The caregiving economy is in crisis, exacerbated by a severe shortage of workers. Estimates suggest over 9 million positions will need to be filled before 2031. As caregivers leave or struggle with commutes, devices like Sensi are poised to become the baseline of care. My father has seen eight different caregivers come and go in the past year alone.

The erosion of home

Clara Berridge, an associate professor at the University of Washington School of Social Work, argues that these devices make surveillance seem like a condition of care. She suggests that presenting families with only two undesirable options—nursing home or constant monitoring—is a difficult ethical proposition. Furthermore, she worries about how such tools erode a senior’s sense of home. What happens when the living room becomes a panopticon? Berridge notes that privacy is essential for autonomy and emotional release, allowing seniors to shield themselves from others when they feel vulnerable.

Despite the ethical concerns, adoption is rising. AARP reports that 25 percent of caregivers are already remotely monitoring loved ones using apps, video platforms, and wearables. Investors poured an estimated $10.7 billion into AI-powered health-tech startups in 2025. In online communities, users express unease, with some fearing the technology would translate a mother’s heartbreak into a sterile notification.

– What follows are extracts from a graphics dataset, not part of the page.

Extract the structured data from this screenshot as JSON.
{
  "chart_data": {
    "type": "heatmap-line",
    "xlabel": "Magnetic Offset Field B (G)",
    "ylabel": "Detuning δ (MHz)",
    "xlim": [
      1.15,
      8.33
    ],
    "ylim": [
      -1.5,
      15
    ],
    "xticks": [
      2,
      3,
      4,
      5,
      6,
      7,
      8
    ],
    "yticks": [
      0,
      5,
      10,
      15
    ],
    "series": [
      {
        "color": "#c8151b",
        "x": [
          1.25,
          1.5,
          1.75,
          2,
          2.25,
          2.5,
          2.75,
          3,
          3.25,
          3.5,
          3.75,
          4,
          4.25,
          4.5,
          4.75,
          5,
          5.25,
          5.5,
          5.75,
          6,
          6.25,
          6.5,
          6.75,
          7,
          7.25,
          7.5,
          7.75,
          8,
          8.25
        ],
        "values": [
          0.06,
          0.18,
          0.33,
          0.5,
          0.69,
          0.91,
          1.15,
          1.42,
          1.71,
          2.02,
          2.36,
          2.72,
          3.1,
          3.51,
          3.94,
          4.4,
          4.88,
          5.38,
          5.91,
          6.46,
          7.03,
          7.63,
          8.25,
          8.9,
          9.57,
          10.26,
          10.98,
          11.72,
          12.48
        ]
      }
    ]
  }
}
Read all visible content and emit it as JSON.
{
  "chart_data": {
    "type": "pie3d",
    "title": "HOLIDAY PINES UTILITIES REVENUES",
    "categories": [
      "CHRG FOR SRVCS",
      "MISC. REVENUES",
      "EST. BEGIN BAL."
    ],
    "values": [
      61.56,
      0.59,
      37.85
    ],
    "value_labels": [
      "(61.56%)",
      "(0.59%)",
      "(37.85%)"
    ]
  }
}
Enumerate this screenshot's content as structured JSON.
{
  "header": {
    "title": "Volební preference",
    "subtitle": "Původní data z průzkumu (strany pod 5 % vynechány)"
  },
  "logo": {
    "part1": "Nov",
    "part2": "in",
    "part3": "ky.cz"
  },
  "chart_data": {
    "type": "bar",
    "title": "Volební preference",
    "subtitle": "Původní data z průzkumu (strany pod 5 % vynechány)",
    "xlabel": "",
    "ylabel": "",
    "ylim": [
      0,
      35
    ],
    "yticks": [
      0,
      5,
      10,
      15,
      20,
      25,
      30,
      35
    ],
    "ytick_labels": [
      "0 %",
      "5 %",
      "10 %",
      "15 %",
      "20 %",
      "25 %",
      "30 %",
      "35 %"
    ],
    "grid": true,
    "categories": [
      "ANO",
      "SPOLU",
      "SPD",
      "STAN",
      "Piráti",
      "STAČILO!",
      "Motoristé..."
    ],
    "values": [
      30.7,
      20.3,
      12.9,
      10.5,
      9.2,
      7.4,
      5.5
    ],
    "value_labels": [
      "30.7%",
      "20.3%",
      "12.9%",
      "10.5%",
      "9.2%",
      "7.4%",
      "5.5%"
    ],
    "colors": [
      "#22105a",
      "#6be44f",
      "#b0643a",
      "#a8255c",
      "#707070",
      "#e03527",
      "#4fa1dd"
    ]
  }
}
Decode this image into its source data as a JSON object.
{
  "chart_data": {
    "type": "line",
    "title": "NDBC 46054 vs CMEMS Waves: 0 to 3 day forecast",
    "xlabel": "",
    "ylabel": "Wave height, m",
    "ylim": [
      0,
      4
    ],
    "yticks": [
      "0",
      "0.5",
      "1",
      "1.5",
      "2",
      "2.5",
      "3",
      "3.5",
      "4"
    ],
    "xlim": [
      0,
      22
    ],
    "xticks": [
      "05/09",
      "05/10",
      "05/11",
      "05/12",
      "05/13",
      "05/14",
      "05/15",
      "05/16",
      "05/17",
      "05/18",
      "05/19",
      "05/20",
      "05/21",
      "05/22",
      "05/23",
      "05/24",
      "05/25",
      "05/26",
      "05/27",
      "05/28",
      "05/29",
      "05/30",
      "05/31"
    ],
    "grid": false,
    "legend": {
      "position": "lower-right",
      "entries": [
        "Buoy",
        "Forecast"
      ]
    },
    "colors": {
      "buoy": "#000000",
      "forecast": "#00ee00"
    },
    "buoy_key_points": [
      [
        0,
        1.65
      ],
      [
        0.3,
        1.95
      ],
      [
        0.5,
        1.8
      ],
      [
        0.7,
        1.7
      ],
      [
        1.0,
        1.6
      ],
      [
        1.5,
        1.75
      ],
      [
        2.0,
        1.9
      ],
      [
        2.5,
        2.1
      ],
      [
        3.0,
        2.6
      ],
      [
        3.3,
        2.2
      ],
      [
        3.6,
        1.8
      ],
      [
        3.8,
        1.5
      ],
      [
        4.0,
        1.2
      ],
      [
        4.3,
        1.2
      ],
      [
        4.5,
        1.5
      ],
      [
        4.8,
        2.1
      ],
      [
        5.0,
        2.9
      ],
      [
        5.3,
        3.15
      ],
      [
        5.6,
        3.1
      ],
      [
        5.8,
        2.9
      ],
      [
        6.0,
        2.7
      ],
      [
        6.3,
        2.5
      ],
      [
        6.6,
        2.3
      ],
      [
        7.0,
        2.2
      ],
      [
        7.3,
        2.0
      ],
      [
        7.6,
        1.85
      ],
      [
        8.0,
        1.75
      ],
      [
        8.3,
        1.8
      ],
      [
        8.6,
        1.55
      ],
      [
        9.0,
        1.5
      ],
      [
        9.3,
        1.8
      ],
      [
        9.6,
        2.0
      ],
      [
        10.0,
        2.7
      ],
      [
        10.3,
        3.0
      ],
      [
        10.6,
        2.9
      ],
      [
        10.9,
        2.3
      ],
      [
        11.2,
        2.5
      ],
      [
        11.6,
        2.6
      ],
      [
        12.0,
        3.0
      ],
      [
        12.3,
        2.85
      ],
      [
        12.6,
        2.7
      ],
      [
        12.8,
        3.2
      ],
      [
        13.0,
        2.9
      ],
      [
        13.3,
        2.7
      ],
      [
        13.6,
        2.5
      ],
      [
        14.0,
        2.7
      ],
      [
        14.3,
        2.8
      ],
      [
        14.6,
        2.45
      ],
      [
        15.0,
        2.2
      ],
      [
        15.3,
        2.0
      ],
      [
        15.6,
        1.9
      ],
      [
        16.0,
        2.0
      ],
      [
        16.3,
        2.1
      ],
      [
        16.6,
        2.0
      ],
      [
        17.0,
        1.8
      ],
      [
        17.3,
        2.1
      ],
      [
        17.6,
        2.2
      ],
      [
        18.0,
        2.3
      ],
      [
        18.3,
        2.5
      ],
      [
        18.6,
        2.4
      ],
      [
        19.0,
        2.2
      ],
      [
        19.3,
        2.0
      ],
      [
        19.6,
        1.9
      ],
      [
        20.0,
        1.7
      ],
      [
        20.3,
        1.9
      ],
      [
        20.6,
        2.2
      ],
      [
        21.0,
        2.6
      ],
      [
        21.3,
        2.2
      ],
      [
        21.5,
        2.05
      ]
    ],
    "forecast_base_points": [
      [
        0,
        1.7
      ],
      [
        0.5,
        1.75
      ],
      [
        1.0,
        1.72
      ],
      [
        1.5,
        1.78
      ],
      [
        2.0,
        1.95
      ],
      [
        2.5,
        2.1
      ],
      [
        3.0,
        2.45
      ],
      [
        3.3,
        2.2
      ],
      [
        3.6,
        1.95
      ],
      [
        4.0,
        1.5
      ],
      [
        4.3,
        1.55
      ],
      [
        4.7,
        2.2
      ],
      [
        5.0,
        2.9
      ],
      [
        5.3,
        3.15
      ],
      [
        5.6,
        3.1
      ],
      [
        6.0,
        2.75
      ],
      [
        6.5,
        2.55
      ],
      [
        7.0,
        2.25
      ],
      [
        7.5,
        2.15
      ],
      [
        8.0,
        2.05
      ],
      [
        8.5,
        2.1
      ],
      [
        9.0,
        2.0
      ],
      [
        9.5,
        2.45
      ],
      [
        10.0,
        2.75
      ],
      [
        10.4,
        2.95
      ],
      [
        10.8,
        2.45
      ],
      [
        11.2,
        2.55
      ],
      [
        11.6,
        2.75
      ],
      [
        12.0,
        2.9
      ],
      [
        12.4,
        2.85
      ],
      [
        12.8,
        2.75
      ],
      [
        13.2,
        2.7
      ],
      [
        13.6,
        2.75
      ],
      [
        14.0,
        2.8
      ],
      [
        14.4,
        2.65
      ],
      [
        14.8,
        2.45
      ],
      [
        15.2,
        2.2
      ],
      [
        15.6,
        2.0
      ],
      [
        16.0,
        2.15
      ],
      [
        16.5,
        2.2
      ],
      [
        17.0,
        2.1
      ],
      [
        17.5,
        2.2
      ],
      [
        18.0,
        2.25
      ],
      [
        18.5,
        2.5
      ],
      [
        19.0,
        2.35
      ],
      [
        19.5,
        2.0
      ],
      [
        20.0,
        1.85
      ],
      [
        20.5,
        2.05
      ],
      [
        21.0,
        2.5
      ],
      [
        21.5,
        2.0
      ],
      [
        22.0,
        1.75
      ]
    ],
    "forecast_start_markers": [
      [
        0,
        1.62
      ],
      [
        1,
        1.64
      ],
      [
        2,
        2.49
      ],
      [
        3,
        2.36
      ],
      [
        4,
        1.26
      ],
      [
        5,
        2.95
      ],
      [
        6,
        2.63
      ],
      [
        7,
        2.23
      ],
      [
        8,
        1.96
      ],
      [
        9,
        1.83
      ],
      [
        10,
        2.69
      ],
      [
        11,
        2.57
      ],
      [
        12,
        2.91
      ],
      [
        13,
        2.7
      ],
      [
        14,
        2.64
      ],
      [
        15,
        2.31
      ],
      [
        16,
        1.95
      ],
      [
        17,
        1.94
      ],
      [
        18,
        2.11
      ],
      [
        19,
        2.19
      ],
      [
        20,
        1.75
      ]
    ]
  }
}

For my father, Sensi is now a constant presence, listening under the table as he eats his tuna fish sandwiches. It is a guardian that never sleeps, a silent witness to the daily rhythm of an aging life.

Key takeaways

  • AI monitoring devices like Sensi are rapidly becoming the default solution for aging in place, driven by a critical shortage of human caregivers and the high cost of nursing homes.
  • While these tools promise to prevent falls and detect health issues, they often operate without explicit consent, recording private conversations and blurring the line between safety and surveillance.
  • The business model frequently prioritises the revenue of home care agencies over the privacy and autonomy of the elderly, potentially turning a senior’s home into a monitored environment.
  • Ethical concerns persist regarding the accuracy of cognitive decline detection and the psychological impact of having one’s personal life continuously analysed by algorithms.